カイラル磁性体に整流効果 東大と理研、世界初観測 機能性素子実現へ

(2017/10/13 05:00)

  • (a)[111]方向から見た右巻と左巻のマンガンケイ素(MnSi)の結晶構造と、対応する整流効果の概念図。整流効果の極性(電流が流れやすい向き)は結晶の巻き方によって反転する。(b)右巻と左巻らせん構造。結晶構造に対応してらせんの巻き方が逆になる。

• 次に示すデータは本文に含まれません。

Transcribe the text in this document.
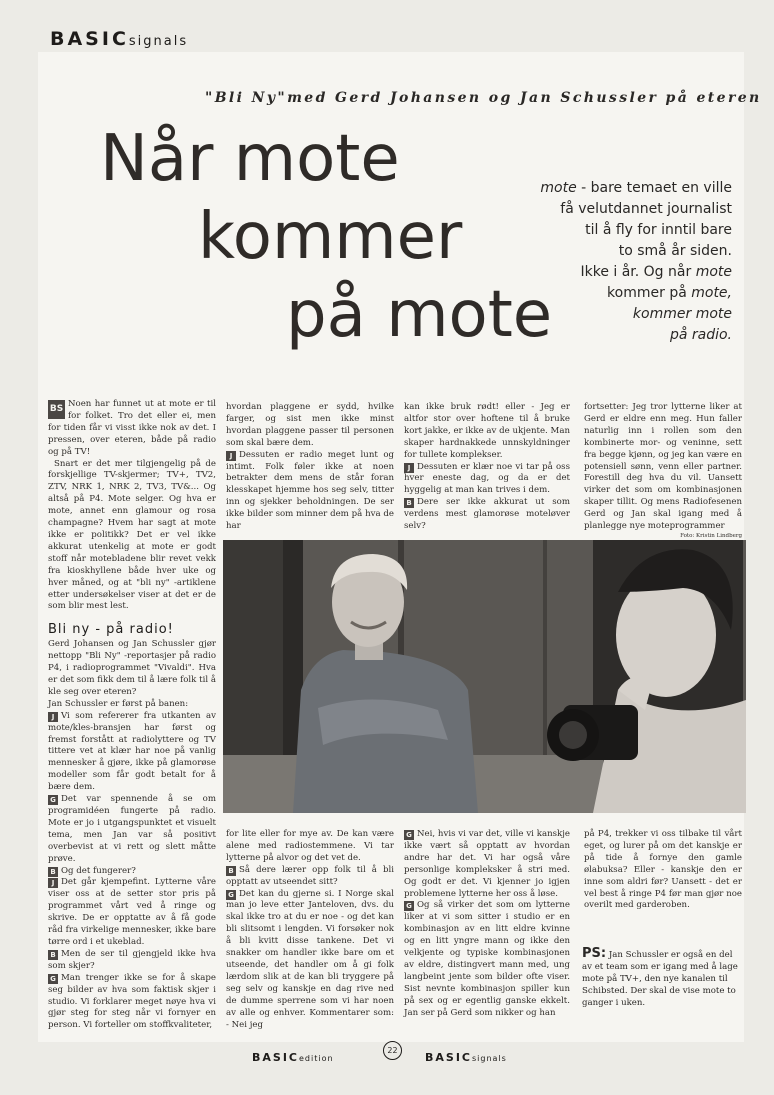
BASICsignals
"Bli Ny"med Gerd Johansen og Jan Schussler på eteren
Når mote
kommer
på mote
mote - bare temaet en ville
få velutdannet journalist
til å fly for inntil bare
to små år siden.
Ikke i år. Og når mote
kommer på mote,
kommer mote
på radio.

BS Noen har funnet ut at mote er til for folket. Tro det eller ei, men for tiden får vi visst ikke nok av det. I pressen, over eteren, både på radio og på TV!

Snart er det mer tilgjengelig på de forskjellige TV-skjermer; TV+, TV2, ZTV, NRK 1, NRK 2, TV3, TV&... Og altså på P4. Mote selger. Og hva er mote, annet enn glamour og rosa champagne? Hvem har sagt at mote ikke er politikk? Det er vel ikke akkurat utenkelig at mote er godt stoff når motebladene blir revet vekk fra kioskhyllene både hver uke og hver måned, og at "bli ny" -artiklene etter undersøkelser viser at det er de som blir mest lest.

Bli ny - på radio!

Gerd Johansen og Jan Schussler gjør nettopp "Bli Ny" -reportasjer på radio P4, i radioprogrammet "Vivaldi". Hva er det som fikk dem til å lære folk til å kle seg over eteren?

Jan Schussler er først på banen:

J Vi som refererer fra utkanten av mote/kles-bransjen har først og fremst forstått at radiolyttere og TV tittere vet at klær har noe på vanlig mennesker å gjøre, ikke på glamorøse modeller som får godt betalt for å bære dem.

G Det var spennende å se om programidéen fungerte på radio. Mote er jo i utgangspunktet et visuelt tema, men Jan var så positivt overbevist at vi rett og slett måtte prøve.

B Og det fungerer?

J Det går kjempefint. Lytterne våre viser oss at de setter stor pris på programmet vårt ved å ringe og skrive. De er opptatte av å få gode råd fra virkelige mennesker, ikke bare tørre ord i et ukeblad.

B Men de ser til gjengjeld ikke hva som skjer?

G Man trenger ikke se for å skape seg bilder av hva som faktisk skjer i studio. Vi forklarer meget nøye hva vi gjør steg for steg når vi fornyer en person. Vi forteller om stoffkvaliteter,

hvordan plaggene er sydd, hvilke farger, og sist men ikke minst hvordan plaggene passer til personen som skal bære dem.

J Dessuten er radio meget lunt og intimt. Folk føler ikke at noen betrakter dem mens de står foran klesskapet hjemme hos seg selv, titter inn og sjekker beholdningen. De ser ikke bilder som minner dem på hva de har

kan ikke bruk rødt! eller - Jeg er altfor stor over hoftene til å bruke kort jakke, er ikke av de ukjente. Man skaper hardnakkede unnskyldninger for tullete komplekser.

J Dessuten er klær noe vi tar på oss hver eneste dag, og da er det hyggelig at man kan trives i dem.

B Dere ser ikke akkurat ut som verdens mest glamorøse moteløver selv?

fortsetter: Jeg tror lytterne liker at Gerd er eldre enn meg. Hun faller naturlig inn i rollen som den kombinerte mor- og veninne, sett fra begge kjønn, og jeg kan være en potensiell sønn, venn eller partner. Forestill deg hva du vil. Uansett virker det som om kombinasjonen skaper tillit. Og mens Radiofesenen Gerd og Jan skal igang med å planlegge nye moteprogrammer

Foto: Kristin Lindberg

for lite eller for mye av. De kan være alene med radiostemmene. Vi tar lytterne på alvor og det vet de.

B Så dere lærer opp folk til å bli opptatt av utseendet sitt?

G Det kan du gjerne si. I Norge skal man jo leve etter Janteloven, dvs. du skal ikke tro at du er noe - og det kan bli slitsomt i lengden. Vi forsøker nok å bli kvitt disse tankene. Det vi snakker om handler ikke bare om et utseende, det handler om å gi folk lærdom slik at de kan bli tryggere på seg selv og kanskje en dag rive ned de dumme sperrene som vi har noen av alle og enhver. Kommentarer som: - Nei jeg

G Nei, hvis vi var det, ville vi kanskje ikke vært så opptatt av hvordan andre har det. Vi har også våre personlige kompleksker å stri med. Og godt er det. Vi kjenner jo igjen problemene lytterne her oss å løse.

G Og så virker det som om lytterne liker at vi som sitter i studio er en kombinasjon av en litt eldre kvinne og en litt yngre mann og ikke den velkjente og typiske kombinasjonen av eldre, distingvert mann med, ung langbeint jente som bilder ofte viser. Sist nevnte kombinasjon spiller kun på sex og er egentlig ganske ekkelt. Jan ser på Gerd som nikker og han

på P4, trekker vi oss tilbake til vårt eget, og lurer på om det kanskje er på tide å fornye den gamle ølabuksa? Eller - kanskje den er inne som aldri før? Uansett - det er vel best å ringe P4 før man gjør noe overilt med garderoben.

PS: Jan Schussler er også en del av et team som er igang med å lage mote på TV+, den nye kanalen til Schibsted. Der skal de vise mote to ganger i uken.
BASICedition
22
BASICsignals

(東京大学提供)

東京大学大学院工学系研究科の横内智行大学院生、理化学研究所創発物性科学研究センターの十倉好紀センター長らの研究チームは、カイラル磁性体(カイラリティー〈掌性〉を備えた結晶構造を持つ磁性体)における整流効果(ダイオード特性)を世界で初めて観測した。カイラル磁性体を用いた新規機能性素子実現につながる。英科学誌ネイチャー・コミュニケーションズに12日掲載された。

研究グループは、カイラル磁性体の整流効果を観測し、その微視的な起源が「カイラルスピンゆらぎ」と呼ばれるカイラル磁性体に特有な熱的、および量子的なスピンゆらぎであることを解明した。

磁性体における整流効果の発見により、外場によって特性を制御可能な整流素子などの機能性素子の実現が近づく。特に、巨大応答や室温動作する物質の探索に向けた指針を与えると期待される。

整流効果は電流の向きによって電流の流れやすさが変わる現象。半導体ダイオードで実現されている。一方で近年、カイラルな結晶でも整流効果が物質単体で生じることが明らかになった。だが、カイラルな結晶における整流効果の報告は非磁性体に限られており、カイラル磁性体における報告はなかった。